|Internal laser cladding of a radial bearing. (Photo courtesy Technogénia)|
Anti-wear coatings specialist Technogénia serves a range of industries, with the drilling sector accounting for nearly two-thirds of its $36-million turnover.Guy Maybon founded the company in 1979, initially focusing on fused tungsten carbide production using high-temperature induction furnace synthesis. In the mid-1980s, Technogénia introduced its patented "cold crucible" induction fusion system that involves spraying a liquid phase of tungsten carbide. The resultant carbide grains, known as Spherotène, are spherical particles ranging in size from 40-2,000 microns, claimed to provide hardness of up to 3,000 HV. The absence of oxidation in the process leads to improved weldability of the derived products, the company adds, and improved resistance to shocks compared with deposits made from crushed or jagged particles. Other claimed advantages include compactness, with a minimal mean free path between the spheres in the weld deposit (leading to minimized erosion of the softer matrix) and a low level of cracking.
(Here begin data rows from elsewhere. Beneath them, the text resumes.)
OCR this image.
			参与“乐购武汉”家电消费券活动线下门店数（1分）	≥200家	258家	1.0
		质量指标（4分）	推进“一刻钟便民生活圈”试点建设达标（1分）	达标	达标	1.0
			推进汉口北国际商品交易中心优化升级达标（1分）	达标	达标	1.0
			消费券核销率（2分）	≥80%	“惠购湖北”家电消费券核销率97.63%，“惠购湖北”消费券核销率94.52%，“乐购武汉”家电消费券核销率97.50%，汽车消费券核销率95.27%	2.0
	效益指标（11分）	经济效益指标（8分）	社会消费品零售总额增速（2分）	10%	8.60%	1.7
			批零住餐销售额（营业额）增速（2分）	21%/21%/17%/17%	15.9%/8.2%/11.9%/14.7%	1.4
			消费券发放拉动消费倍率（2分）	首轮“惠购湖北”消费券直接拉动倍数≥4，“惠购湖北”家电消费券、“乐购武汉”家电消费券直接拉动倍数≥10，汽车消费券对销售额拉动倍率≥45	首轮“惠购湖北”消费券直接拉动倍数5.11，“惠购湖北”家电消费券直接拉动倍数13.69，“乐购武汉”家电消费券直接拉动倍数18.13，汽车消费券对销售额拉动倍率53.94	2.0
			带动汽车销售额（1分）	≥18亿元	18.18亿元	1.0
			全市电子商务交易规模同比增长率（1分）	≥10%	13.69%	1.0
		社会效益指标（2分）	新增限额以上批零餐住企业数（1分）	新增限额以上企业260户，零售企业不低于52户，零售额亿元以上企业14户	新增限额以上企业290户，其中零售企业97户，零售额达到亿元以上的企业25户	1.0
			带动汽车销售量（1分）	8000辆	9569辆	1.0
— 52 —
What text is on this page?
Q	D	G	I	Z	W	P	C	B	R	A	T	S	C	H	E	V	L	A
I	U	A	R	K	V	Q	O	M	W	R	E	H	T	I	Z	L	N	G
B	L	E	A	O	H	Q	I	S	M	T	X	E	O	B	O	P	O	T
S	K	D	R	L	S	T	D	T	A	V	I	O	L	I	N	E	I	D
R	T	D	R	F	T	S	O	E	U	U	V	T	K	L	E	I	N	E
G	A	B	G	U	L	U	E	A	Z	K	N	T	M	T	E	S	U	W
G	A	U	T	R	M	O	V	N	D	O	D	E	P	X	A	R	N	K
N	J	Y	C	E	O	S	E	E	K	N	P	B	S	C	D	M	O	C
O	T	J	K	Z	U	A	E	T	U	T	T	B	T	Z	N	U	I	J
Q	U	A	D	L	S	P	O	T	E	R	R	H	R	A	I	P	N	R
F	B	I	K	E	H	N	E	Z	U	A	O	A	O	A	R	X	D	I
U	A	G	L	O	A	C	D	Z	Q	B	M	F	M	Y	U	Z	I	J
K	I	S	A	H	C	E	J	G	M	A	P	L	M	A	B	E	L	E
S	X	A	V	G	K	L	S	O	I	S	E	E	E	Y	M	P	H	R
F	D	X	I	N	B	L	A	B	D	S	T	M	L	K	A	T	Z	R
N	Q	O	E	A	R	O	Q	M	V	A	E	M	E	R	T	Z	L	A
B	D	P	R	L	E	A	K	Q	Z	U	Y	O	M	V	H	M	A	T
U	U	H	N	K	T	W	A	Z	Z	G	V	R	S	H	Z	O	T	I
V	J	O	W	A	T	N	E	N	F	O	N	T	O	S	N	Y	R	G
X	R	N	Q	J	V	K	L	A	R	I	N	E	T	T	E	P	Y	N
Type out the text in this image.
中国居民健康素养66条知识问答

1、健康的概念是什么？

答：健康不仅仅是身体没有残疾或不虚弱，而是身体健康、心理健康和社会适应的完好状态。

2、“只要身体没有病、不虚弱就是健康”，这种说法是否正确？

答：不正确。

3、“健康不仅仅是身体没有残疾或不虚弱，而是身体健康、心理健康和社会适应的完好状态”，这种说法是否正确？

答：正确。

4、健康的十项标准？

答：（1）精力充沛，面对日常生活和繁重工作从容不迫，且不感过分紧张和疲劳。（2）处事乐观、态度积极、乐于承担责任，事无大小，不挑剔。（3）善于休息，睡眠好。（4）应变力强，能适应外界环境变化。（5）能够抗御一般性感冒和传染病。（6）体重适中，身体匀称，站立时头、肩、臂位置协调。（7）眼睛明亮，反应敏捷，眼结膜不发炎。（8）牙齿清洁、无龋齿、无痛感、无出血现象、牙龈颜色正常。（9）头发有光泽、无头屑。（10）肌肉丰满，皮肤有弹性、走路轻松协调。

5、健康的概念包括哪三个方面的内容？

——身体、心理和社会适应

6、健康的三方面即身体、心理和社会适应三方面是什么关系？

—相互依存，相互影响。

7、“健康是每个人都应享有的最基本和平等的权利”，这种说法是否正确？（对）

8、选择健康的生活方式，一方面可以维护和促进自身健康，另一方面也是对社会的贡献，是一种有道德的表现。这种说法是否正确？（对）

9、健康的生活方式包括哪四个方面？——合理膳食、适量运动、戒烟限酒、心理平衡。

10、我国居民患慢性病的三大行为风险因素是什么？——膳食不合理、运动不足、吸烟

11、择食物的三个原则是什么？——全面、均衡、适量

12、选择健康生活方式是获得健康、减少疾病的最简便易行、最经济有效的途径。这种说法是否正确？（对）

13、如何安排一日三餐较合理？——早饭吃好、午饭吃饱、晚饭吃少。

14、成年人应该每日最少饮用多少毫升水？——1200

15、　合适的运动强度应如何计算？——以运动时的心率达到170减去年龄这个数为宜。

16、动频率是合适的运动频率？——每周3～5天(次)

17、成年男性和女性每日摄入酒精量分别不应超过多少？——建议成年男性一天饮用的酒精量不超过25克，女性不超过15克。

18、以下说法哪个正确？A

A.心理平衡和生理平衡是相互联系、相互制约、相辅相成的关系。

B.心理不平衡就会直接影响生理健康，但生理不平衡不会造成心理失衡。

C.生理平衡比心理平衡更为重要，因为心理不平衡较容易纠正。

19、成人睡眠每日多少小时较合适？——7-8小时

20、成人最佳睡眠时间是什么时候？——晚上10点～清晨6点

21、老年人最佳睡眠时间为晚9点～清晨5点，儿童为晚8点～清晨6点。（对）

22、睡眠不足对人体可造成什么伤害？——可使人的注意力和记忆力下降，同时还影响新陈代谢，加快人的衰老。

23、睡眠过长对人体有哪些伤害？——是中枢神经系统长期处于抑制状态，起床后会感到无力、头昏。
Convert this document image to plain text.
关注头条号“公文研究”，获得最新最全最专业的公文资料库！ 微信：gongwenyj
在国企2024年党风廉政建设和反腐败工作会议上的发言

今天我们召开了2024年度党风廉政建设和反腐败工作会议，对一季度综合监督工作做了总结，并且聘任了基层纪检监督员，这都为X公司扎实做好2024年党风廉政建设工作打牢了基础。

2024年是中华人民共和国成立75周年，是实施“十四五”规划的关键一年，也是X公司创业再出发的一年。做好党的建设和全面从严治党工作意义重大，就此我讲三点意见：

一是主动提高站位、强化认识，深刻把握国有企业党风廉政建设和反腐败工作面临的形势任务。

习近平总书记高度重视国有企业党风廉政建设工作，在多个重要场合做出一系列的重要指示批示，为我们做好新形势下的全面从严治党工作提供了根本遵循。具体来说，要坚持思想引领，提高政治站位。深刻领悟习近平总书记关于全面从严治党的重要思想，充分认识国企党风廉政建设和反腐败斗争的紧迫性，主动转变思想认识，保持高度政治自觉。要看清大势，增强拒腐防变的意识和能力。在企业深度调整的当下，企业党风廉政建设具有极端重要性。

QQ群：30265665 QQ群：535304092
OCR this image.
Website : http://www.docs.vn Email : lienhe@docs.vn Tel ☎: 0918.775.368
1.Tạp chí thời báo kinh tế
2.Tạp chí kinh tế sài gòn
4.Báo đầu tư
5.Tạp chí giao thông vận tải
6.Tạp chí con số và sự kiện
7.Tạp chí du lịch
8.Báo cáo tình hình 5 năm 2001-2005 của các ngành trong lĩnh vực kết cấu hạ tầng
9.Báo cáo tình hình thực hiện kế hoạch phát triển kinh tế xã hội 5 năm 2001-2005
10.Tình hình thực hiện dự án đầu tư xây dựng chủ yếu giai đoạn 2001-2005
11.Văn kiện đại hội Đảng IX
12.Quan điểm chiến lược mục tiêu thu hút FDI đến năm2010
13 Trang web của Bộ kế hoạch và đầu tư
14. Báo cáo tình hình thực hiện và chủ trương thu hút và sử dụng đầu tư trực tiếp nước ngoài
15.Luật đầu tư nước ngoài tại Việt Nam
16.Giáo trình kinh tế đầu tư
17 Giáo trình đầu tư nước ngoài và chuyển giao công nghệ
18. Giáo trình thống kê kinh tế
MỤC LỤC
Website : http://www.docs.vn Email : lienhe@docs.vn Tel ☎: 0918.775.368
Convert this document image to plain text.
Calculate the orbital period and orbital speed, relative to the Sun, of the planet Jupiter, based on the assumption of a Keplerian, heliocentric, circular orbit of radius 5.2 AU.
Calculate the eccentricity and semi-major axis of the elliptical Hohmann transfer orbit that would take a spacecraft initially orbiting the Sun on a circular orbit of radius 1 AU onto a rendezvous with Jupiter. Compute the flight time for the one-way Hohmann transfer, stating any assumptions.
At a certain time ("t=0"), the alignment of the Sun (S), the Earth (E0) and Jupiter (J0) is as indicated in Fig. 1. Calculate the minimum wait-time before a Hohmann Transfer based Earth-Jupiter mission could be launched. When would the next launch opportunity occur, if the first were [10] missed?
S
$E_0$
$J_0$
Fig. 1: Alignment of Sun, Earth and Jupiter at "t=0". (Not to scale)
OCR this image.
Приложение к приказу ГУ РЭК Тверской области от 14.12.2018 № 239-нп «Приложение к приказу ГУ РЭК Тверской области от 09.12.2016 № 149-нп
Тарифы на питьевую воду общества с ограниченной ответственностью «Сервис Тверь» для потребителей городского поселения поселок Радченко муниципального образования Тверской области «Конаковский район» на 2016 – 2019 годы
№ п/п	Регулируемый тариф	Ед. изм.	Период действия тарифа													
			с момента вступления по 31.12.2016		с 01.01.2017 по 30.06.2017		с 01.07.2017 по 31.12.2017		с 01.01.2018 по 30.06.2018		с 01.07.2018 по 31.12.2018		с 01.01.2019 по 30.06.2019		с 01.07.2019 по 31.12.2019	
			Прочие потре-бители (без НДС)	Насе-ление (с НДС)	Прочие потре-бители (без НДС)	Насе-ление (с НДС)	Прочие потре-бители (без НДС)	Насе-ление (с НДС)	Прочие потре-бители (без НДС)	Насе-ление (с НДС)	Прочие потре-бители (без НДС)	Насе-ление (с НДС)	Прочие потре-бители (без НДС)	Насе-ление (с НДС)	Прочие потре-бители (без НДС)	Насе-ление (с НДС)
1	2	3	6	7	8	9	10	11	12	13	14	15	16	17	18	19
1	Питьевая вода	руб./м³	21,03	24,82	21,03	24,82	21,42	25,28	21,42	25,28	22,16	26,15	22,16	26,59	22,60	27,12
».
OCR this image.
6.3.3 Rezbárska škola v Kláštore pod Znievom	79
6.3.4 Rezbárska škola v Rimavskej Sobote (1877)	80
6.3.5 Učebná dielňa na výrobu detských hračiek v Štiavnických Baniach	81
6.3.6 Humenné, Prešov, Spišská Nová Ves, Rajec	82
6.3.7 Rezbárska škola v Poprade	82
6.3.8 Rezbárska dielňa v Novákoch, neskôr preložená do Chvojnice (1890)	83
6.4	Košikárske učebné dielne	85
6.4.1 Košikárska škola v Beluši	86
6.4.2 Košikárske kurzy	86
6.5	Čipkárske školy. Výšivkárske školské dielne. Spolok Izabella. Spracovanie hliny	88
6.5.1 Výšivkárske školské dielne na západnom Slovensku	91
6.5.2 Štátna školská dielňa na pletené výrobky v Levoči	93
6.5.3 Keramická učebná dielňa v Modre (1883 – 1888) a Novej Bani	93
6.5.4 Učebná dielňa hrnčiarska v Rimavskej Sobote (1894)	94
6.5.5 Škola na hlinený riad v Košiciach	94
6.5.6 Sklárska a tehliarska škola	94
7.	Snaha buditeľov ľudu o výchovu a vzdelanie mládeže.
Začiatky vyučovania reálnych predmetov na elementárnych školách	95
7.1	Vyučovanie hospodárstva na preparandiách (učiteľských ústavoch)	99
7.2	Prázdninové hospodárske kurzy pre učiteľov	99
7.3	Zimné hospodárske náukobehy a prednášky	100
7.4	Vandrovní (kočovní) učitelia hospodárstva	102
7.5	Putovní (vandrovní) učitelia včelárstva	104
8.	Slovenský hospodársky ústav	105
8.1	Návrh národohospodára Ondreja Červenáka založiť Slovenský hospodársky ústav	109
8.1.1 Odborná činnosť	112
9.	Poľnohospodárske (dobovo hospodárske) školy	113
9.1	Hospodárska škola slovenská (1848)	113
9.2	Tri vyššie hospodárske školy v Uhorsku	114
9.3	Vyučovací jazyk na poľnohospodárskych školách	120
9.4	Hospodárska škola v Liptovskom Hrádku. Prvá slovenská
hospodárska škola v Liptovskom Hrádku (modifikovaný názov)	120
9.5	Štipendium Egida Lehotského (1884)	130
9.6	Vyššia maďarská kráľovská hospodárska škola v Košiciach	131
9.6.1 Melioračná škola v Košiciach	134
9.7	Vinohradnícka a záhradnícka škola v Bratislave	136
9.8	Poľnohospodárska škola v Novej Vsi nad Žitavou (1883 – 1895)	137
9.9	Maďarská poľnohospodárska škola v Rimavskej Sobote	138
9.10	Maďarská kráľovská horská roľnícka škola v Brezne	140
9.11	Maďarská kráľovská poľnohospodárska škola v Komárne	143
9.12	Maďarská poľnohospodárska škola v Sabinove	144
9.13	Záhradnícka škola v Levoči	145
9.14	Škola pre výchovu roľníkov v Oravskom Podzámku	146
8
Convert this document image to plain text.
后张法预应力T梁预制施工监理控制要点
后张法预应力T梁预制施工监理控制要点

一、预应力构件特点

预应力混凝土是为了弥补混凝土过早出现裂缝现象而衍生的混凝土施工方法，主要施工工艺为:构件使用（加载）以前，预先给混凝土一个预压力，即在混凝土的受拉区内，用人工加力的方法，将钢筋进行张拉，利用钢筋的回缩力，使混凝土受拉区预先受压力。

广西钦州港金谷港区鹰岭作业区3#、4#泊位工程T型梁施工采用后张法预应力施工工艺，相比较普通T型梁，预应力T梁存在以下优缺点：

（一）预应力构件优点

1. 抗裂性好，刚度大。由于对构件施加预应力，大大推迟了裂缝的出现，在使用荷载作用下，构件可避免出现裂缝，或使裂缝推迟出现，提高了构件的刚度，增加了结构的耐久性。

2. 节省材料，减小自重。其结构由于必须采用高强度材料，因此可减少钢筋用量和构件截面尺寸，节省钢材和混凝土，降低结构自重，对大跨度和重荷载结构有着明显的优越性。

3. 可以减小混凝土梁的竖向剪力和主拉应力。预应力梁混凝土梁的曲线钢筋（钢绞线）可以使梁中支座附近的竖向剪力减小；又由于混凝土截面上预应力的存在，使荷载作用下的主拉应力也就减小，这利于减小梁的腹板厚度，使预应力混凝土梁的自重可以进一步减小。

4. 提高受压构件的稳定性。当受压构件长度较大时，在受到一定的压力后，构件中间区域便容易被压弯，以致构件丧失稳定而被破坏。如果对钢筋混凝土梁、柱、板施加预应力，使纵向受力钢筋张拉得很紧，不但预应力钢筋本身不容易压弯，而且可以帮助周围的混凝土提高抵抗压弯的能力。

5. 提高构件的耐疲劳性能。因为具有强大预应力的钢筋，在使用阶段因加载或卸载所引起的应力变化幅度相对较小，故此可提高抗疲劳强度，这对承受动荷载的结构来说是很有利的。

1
During the late '80s and early '90s the company introduced the Technocasting process that provides tungsten carbide wear protection for components with complex shapes, and started research into carbide deposition using laser technology. This culminated a decade later in the Lasercarb process, which deploys a continuous 4-kW diode laser to melt the deposition powder (NiCr or another material) on the machined component, forming a strong metallurgical bond between the deposits and the base metal. The deposits are said to be dense, precise and easily reproducible, with a high level of abrasion resistance.
One of the company's more recent innovations is an internal cladding process, designed to provide improved abrasion resistance, and which won GEP's Prix de l'Innovation in 2008. According to sales strategy manager Hervé Maybon, "a kind of arm goes inside a tube and does the hard facing job internally. This is particularly suited to the radial bearings used for downhole motors employed in offshore horizontal drilling."
Maybon continued: "We are also working on an alternative nickel/steel/cobalt matrix for our deposition process to improve resistance to shocks, erosion, and abrasion. Additionally, we are looking to improve the quality of our spherical tungsten carbide particles in terms of the resultant hardness. And following requests from our customers, we are thinking of adding diamond particles to the tungsten carbide for certain applications."